I’m in that obligatory gap between completing my latest book and it’s publication (in April). Yet the time’s filling up with newsy examples of what The Outside Edge is all about: the notion that outsiders are disadvantaged (ever more so) but that their unique viewpoint can support their success – with vision, the right mindset and lots of hard work.
“Wazzockgate” is news item number one: James Blunt’s now infamous retaliation to Labour MP Chris Bryant’s suggestion that success in the arts has become the preserve of the privately-educated elite. In this case Bryant was the “wazzock” – according to Blunt – because Blunt’s success, he claims, was absolutely nothing to do with his posh education (at Harrow) or family contacts (his actually family name is the distinctly upper-class Blount). In fact, said Blount (sorry, Blunt), his background worked against him because he was expected to become an army officer or stockbroker, rather than follow his ragged and uncertain musical ambitions.
Why so apt for The Outside Edge?
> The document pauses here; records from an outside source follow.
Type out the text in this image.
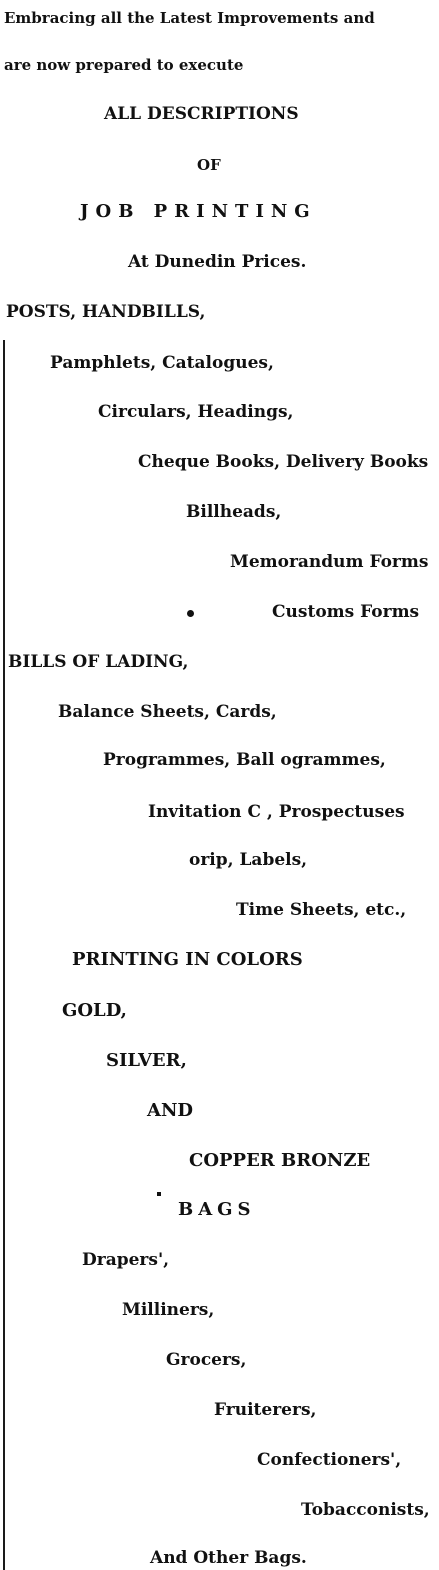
Embracing all the Latest Improvements and
are now prepared to execute
ALL DESCRIPTIONS
OF
JOB PRINTING
At Dunedin Prices.
POSTS, HANDBILLS,
Pamphlets, Catalogues,
Circulars, Headings,
Cheque Books, Delivery Books
Billheads,
Memorandum Forms
Customs Forms
BILLS OF LADING,
Balance Sheets, Cards,
Programmes, Ball ogrammes,
Invitation C , Prospectuses
orip, Labels,
Time Sheets, etc.,
PRINTING IN COLORS
GOLD,
SILVER,
AND
COPPER BRONZE
BAGS
Drapers',
Milliners,
Grocers,
Fruiterers,
Confectioners',
Tobacconists,
And Other Bags.
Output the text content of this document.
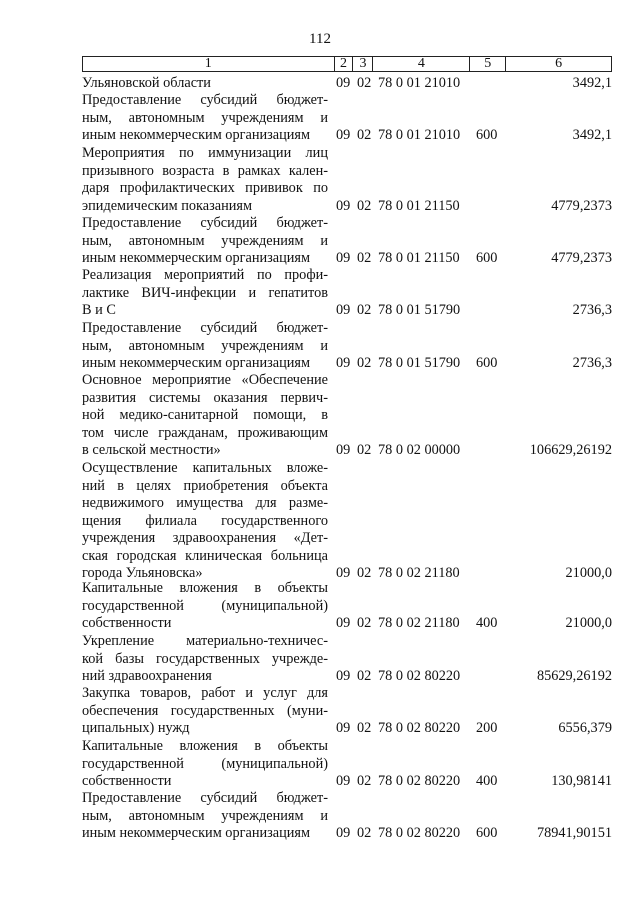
112
1	2 3	4	5	6
Ульяновской области	09 02 78 0 01 21010	3492,1
Предоставление субсидий бюджет-
ным, автономным учреждениям и
иным некоммерческим организациям	09 02 78 0 01 21010 600	3492,1
Мероприятия по иммунизации лиц
призывного возраста в рамках кален-
даря профилактических прививок по
эпидемическим показаниям	09 02 78 0 01 21150	4779,2373
Предоставление субсидий бюджет-
ным, автономным учреждениям и
иным некоммерческим организациям	09 02 78 0 01 21150 600	4779,2373
Реализация мероприятий по профи-
лактике ВИЧ-инфекции и гепатитов
В и С	09 02 78 0 01 51790	2736,3
Предоставление субсидий бюджет-
ным, автономным учреждениям и
иным некоммерческим организациям	09 02 78 0 01 51790 600	2736,3
Основное мероприятие «Обеспечение
развития системы оказания первич-
ной медико-санитарной помощи, в
том числе гражданам, проживающим
в сельской местности»	09 02 78 0 02 00000	106629,26192
Осуществление капитальных вложе-
ний в целях приобретения объекта
недвижимого имущества для разме-
щения филиала государственного
учреждения здравоохранения «Дет-
ская городская клиническая больница
города Ульяновска»	09 02 78 0 02 21180	21000,0
Капитальные вложения в объекты
государственной (муниципальной)
собственности	09 02 78 0 02 21180 400	21000,0
Укрепление материально-техничес-
кой базы государственных учрежде-
ний здравоохранения	09 02 78 0 02 80220	85629,26192
Закупка товаров, работ и услуг для
обеспечения государственных (муни-
ципальных) нужд	09 02 78 0 02 80220 200	6556,379
Капитальные вложения в объекты
государственной (муниципальной)
собственности	09 02 78 0 02 80220 400	130,98141
Предоставление субсидий бюджет-
ным, автономным учреждениям и
иным некоммерческим организациям	09 02 78 0 02 80220 600	78941,90151
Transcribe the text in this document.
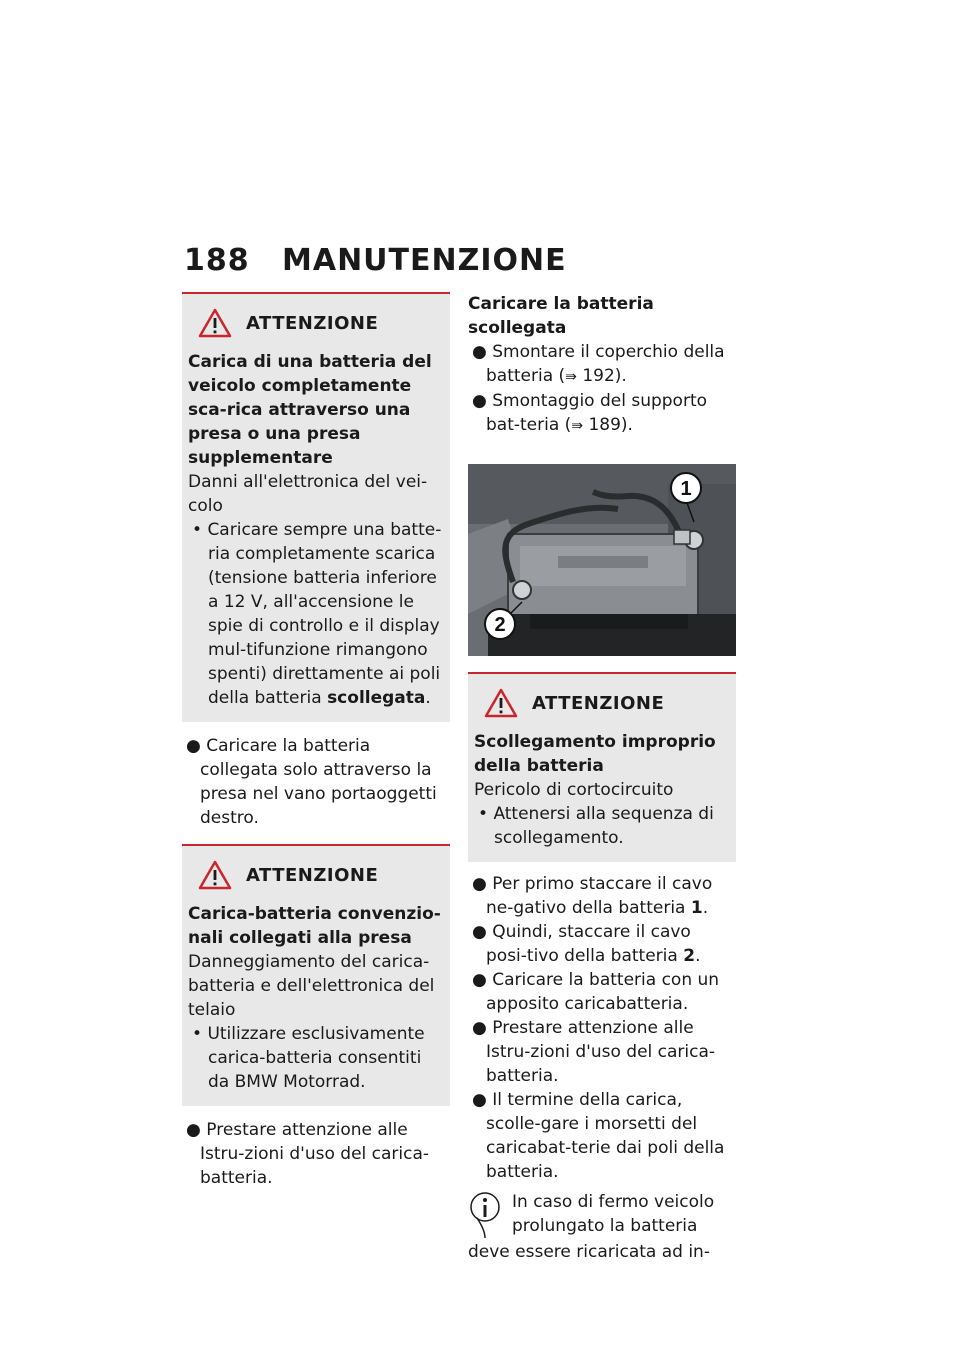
188	MANUTENZIONE
ATTENZIONE
Carica di una batteria del veicolo completamente sca-rica attraverso una presa o una presa supplementare
Danni all'elettronica del vei-colo
• Caricare sempre una batte-ria completamente scarica (tensione batteria inferiore a 12 V, all'accensione le spie di controllo e il display mul-tifunzione rimangono spenti) direttamente ai poli della batteria scollegata.

● Caricare la batteria collegata solo attraverso la presa nel vano portaoggetti destro.

ATTENZIONE
Carica-batteria convenzio-nali collegati alla presa
Danneggiamento del carica-batteria e dell'elettronica del telaio
• Utilizzare esclusivamente carica-batteria consentiti da BMW Motorrad.

● Prestare attenzione alle Istru-zioni d'uso del carica-batteria.

Caricare la batteria scollegata

● Smontare il coperchio della batteria (⇛ 192).

● Smontaggio del supporto bat-teria (⇛ 189).

1
2
ATTENZIONE
Scollegamento improprio della batteria
Pericolo di cortocircuito
• Attenersi alla sequenza di scollegamento.

● Per primo staccare il cavo ne-gativo della batteria 1.

● Quindi, staccare il cavo posi-tivo della batteria 2.

● Caricare la batteria con un apposito caricabatteria.

● Prestare attenzione alle Istru-zioni d'uso del carica-batteria.

● Il termine della carica, scolle-gare i morsetti del caricabat-terie dai poli della batteria.

In caso di fermo veicolo prolungato la batteria
deve essere ricaricata ad in-
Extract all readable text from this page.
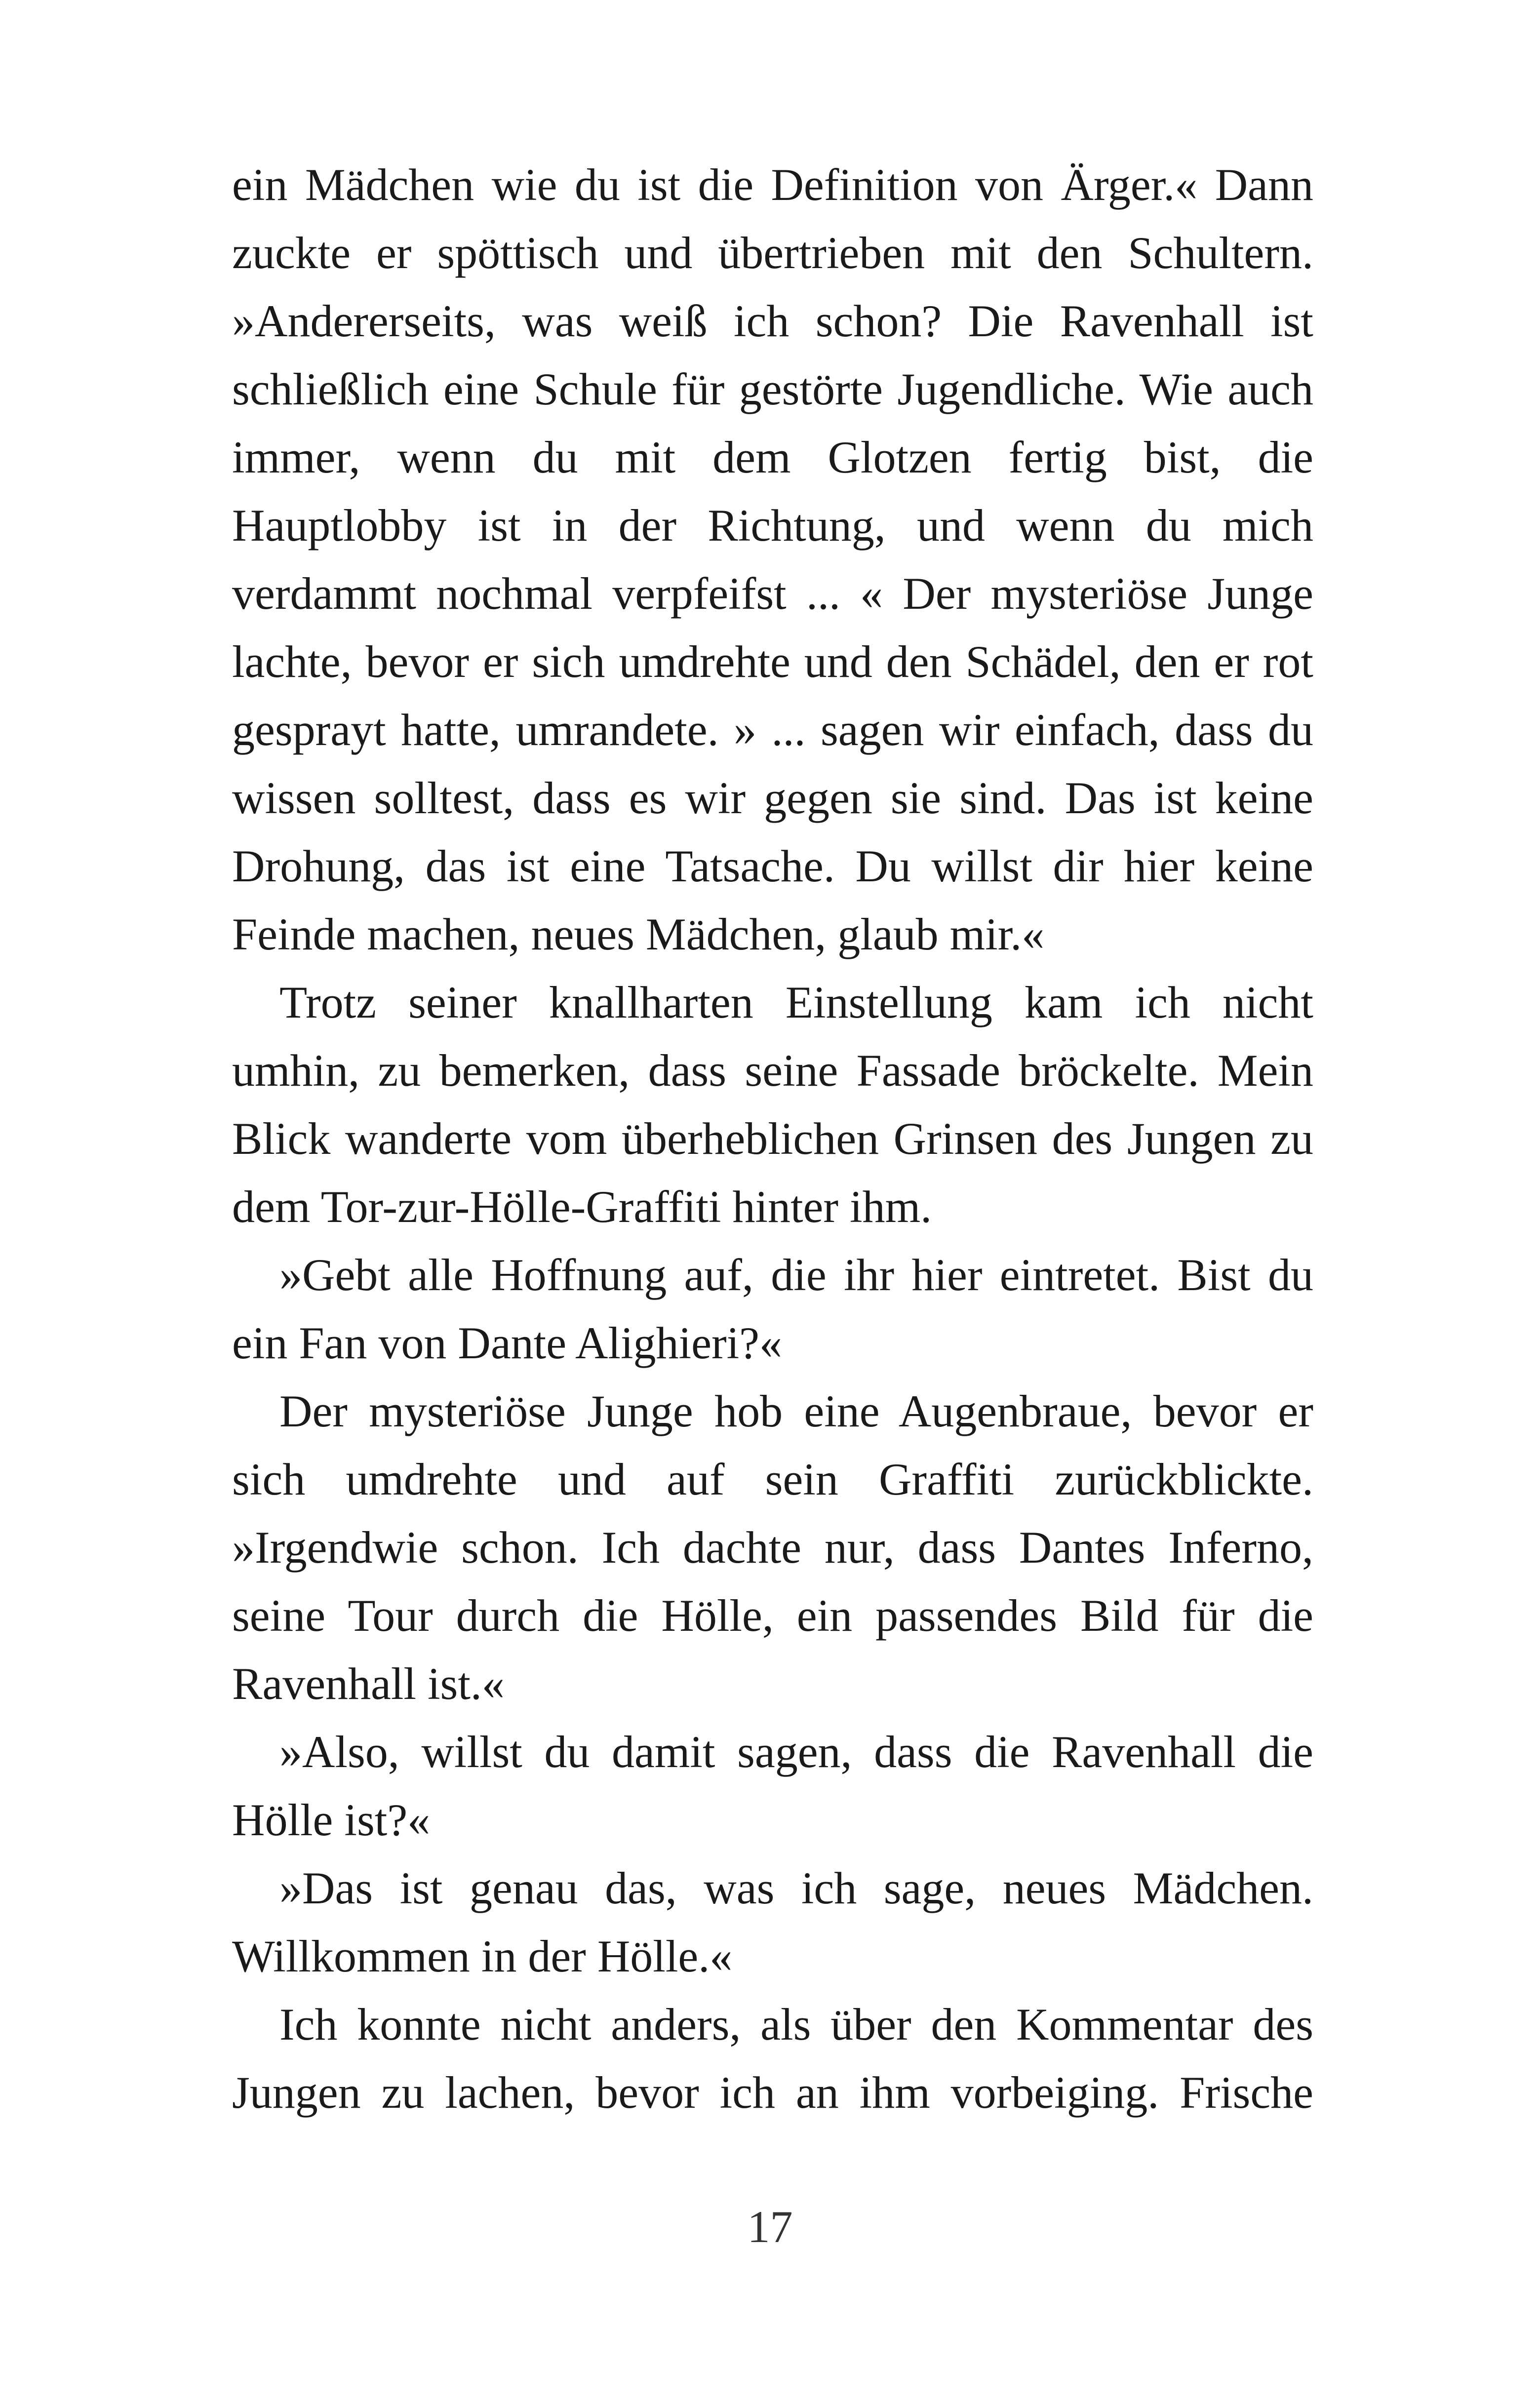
ein Mädchen wie du ist die Definition von Ärger.« Dann
zuckte er spöttisch und übertrieben mit den Schultern.
»Andererseits, was weiß ich schon? Die Ravenhall ist
schließlich eine Schule für gestörte Jugendliche. Wie auch
immer, wenn du mit dem Glotzen fertig bist, die
Hauptlobby ist in der Richtung, und wenn du mich
verdammt nochmal verpfeifst ... « Der mysteriöse Junge
lachte, bevor er sich umdrehte und den Schädel, den er rot
gesprayt hatte, umrandete. » ... sagen wir einfach, dass du
wissen solltest, dass es wir gegen sie sind. Das ist keine
Drohung, das ist eine Tatsache. Du willst dir hier keine
Feinde machen, neues Mädchen, glaub mir.«
Trotz seiner knallharten Einstellung kam ich nicht
umhin, zu bemerken, dass seine Fassade bröckelte. Mein
Blick wanderte vom überheblichen Grinsen des Jungen zu
dem Tor-zur-Hölle-Graffiti hinter ihm.
»Gebt alle Hoffnung auf, die ihr hier eintretet. Bist du
ein Fan von Dante Alighieri?«
Der mysteriöse Junge hob eine Augenbraue, bevor er
sich umdrehte und auf sein Graffiti zurückblickte.
»Irgendwie schon. Ich dachte nur, dass Dantes Inferno,
seine Tour durch die Hölle, ein passendes Bild für die
Ravenhall ist.«
»Also, willst du damit sagen, dass die Ravenhall die
Hölle ist?«
»Das ist genau das, was ich sage, neues Mädchen.
Willkommen in der Hölle.«
Ich konnte nicht anders, als über den Kommentar des
Jungen zu lachen, bevor ich an ihm vorbeiging. Frische
17
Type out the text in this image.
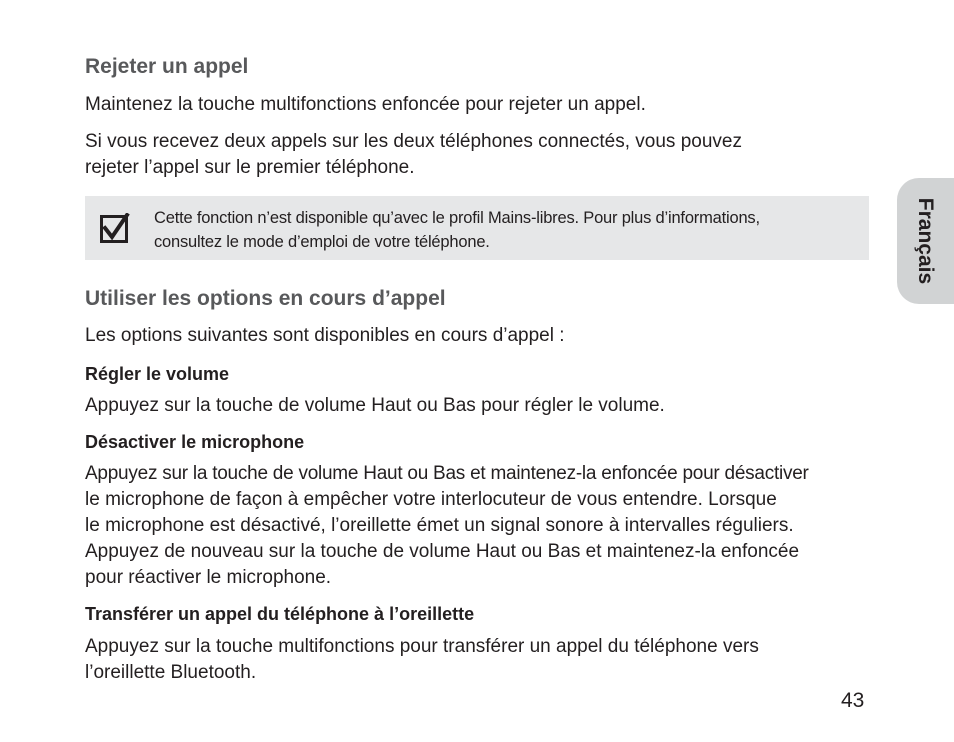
Rejeter un appel
Maintenez la touche multifonctions enfoncée pour rejeter un appel.
Si vous recevez deux appels sur les deux téléphones connectés, vous pouvez
rejeter l’appel sur le premier téléphone.
Utiliser les options en cours d’appel
Les options suivantes sont disponibles en cours d’appel :
Régler le volume
Appuyez sur la touche de volume Haut ou Bas pour régler le volume.
Désactiver le microphone
Appuyez sur la touche de volume Haut ou Bas et maintenez-la enfoncée pour désactiver
le microphone de façon à empêcher votre interlocuteur de vous entendre. Lorsque
le microphone est désactivé, l’oreillette émet un signal sonore à intervalles réguliers.
Appuyez de nouveau sur la touche de volume Haut ou Bas et maintenez-la enfoncée
pour réactiver le microphone.
Transférer un appel du téléphone à l’oreillette
Appuyez sur la touche multifonctions pour transférer un appel du téléphone vers
l’oreillette Bluetooth.
Cette fonction n’est disponible qu’avec le profil Mains-libres. Pour plus d’informations,
consultez le mode d’emploi de votre téléphone.	Français
43
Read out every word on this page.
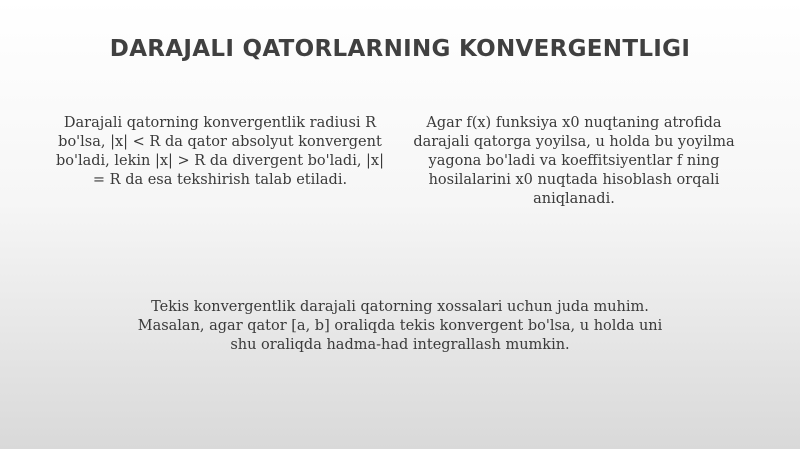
DARAJALI QATORLARNING KONVERGENTLIGI
Darajali qatorning konvergentlik radiusi R bo'lsa, |x| < R da qator absolyut konvergent bo'ladi, lekin |x| > R da divergent bo'ladi, |x| = R da esa tekshirish talab etiladi.
Agar f(x) funksiya x0 nuqtaning atrofida darajali qatorga yoyilsa, u holda bu yoyilma yagona bo'ladi va koeffitsiyentlar f ning hosilalarini x0 nuqtada hisoblash orqali aniqlanadi.
Tekis konvergentlik darajali qatorning xossalari uchun juda muhim. Masalan, agar qator [a, b] oraliqda tekis konvergent bo'lsa, u holda uni shu oraliqda hadma-had integrallash mumkin.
Because of Blunt’s obvious if unstated declaration of being an outsider – one rejecting his clan’s expectations in order to pursue highly-individualistic creativity. Perfect: except that Blunt’s no outsider. As I explain in the book, Blunt’s an example of what I call an eccentric insider.
One example I use in the book is George Orwell: son of Suffolk, literary giant and sometime tramp. As an Eton boy, Orwell was clearly an upper-class rebel: rejecting his privileged background to sleep under Waterloo Bridge or wash dishes in Paris, or even live the life of an itinerate northern salesman. Yet the guy next to him under the bridge wasn’t roughing it due to his need for authenticity. It was due to his ghastly and intractable circumstances. There was no book in the back of his mind, no creative cashing-in on his outsider status.
Hence my view that Orwell’s an eccentric insider – as is James Blunt I’m afraid. Both are rebels – battling their backgrounds. Yet rebels with a cause, aided by the very backgrounds they so detest. Not only do they have plenty of open doors to push at, they know that the doors exist, as well as where and how to push them – all of which makes them insiders. So, nice try James: but the wazzock’s right on this one.
News item number two came from Julie Walters. Being interviewed in the The Guardian, she bemoaned the lack of openings for working class actors compared to the 1960s and 70s. This Smethwick-born daughter of a decorator is something of a heroine of mine, not least for her portrayal of the eponymous Rita in the 1983 film Educating Rita. It told the story of a woman breaking free from her background through adult education. She infiltrated the effete elite sharing her course, though remained the outsider – always the observer, with their acceptance of her making her as uncomfortable as her previous fate as a working-class baby-factory.
The brilliance of that role provided me with one of my most telling examples of true outsidership, so I’m grateful (and to Willy Russell’s masterful screenplay). Yet last weekend Walters’ opinion on the state of modern drama provided me with even more food-for-thought.
Her ilk could no longer make it in acting, she claimed. Working class actors were being shut out – pointing, as the cause, to the death of the “full grant” to study at college. I too benefited from a full grant – as a mature student at Manchester University. Yet her words made me realise just what a vital ticket it was to my educational broadening, as well as my (eventual) individualistic fulfilment: one well away from the expectations of others.
Certainly, higher education is the salvation of many working or lower-middle class outsiders – often with a creative bent in one form or another. And Walters, like me and many others, relied on that grant. In fact, Walters came off the back of a post-war uprising in genuinely working class drama, much of it from the “angry young men”: playwrites and novelists such as Alan Stillitoe, Stan Barstow, John Osbourne, Harold Pinter and Rita’s creator Willy Russell. Many were individualists from poor backgrounds, yet able to afford college thanks to the government paying their tuition fees. After the 1962 Education Act – and the introduction of a means-tested maintenance element to the grant – their numbers exploded.
Of course, this wasn’t just in drama. Music too, many of Britain’s most famous pop-groups emerged from the proliferation of art colleges – including the Beatles, The Who, Rolling Stones, The Kinks, Ian Dury (and The Blockheads), Cat Stevens, Pink Floyd and Roxy Music. And it even impacted art itself, with the British variant of pop-art (called the Independent Group, prior to the Britart/YBA movement in the 1990s) being led by working class misfits such as Bradford-born David Hockney, school drop-out Richard Hamilton and immigrants’ son Eduardo Paolozzi (he of the Tottenham Court Road tube station murals).
They were outsiders all: rebelling against their tribal circumstances and limited cultural aspirations through creative pursuits. As a generation, they transformed Britain’s art scene into the world-beating soft-power behemoth it became. Thanks, in part, to the full grant.
Of course, the grant was abolished in 1999 – replaced by loans – meaning that true, disadvantaged, outsiders will not have the opportunities of Walters’ golden generation. Their fight will be all the harder, which is where my new book comes in.